2014 was quite a rollercoaster year and in retrospect I am pretty glad to see the back of it. It has been a year of change but also one of limbo as there were so many plans that were made but couldn’t be fulfilled. I have a really good feeling about 2015 as I think it’s the year that we will start doing again and I’m hoping it will be a year of health, happiness and action!
My big cubs are now 8 and 5 and very much schoolkids with lives, friends and worlds that are less part of me and Chips and more of their own. Which is exactly how it should be. It is amazing seeing how much has changed in them and yet wonderful to see that they are still the very essence of themselves from the year dot. Being their mum brings its own challenges and exasperations but basically I am super proud of them and all their wonderfulness.

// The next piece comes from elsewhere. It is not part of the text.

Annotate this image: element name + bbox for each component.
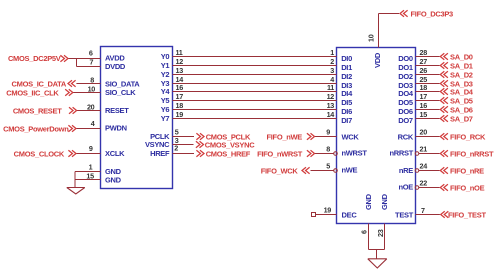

I am halfway through my retraining to be a solicitor, but with Bert being so poorly last year I had a major pause and rethink about work and being a mum in my family. The upshot was that I wanted to make sure that my kids have someone who is around and can be there to pick them up when they’re sick, to be around some of the week when they come home from school and to create the kind of family life that is (reasonably) restful, peaceful and calm rather than hectic and stretched. I have decided not to do the next bit of my course until Bert is at least 3 as I don’t think that until that point I will be ready to embrace full time work/study with looking after 3 young kiddos. I am now doing a bit of work for Chris and hope to do some kind of community law volunteering. Life is still noisy and hectic and chaotic, but definitely not as much as if I was studying full time right now!
Right, that’s some stuff covered. There’s lots more to talk about from starting school, to holidays, to first few weeks of a new life, and to growing up. So as there’s so much to talk about hopefully I will be a bit better at updating this blog! Catch up again very soon!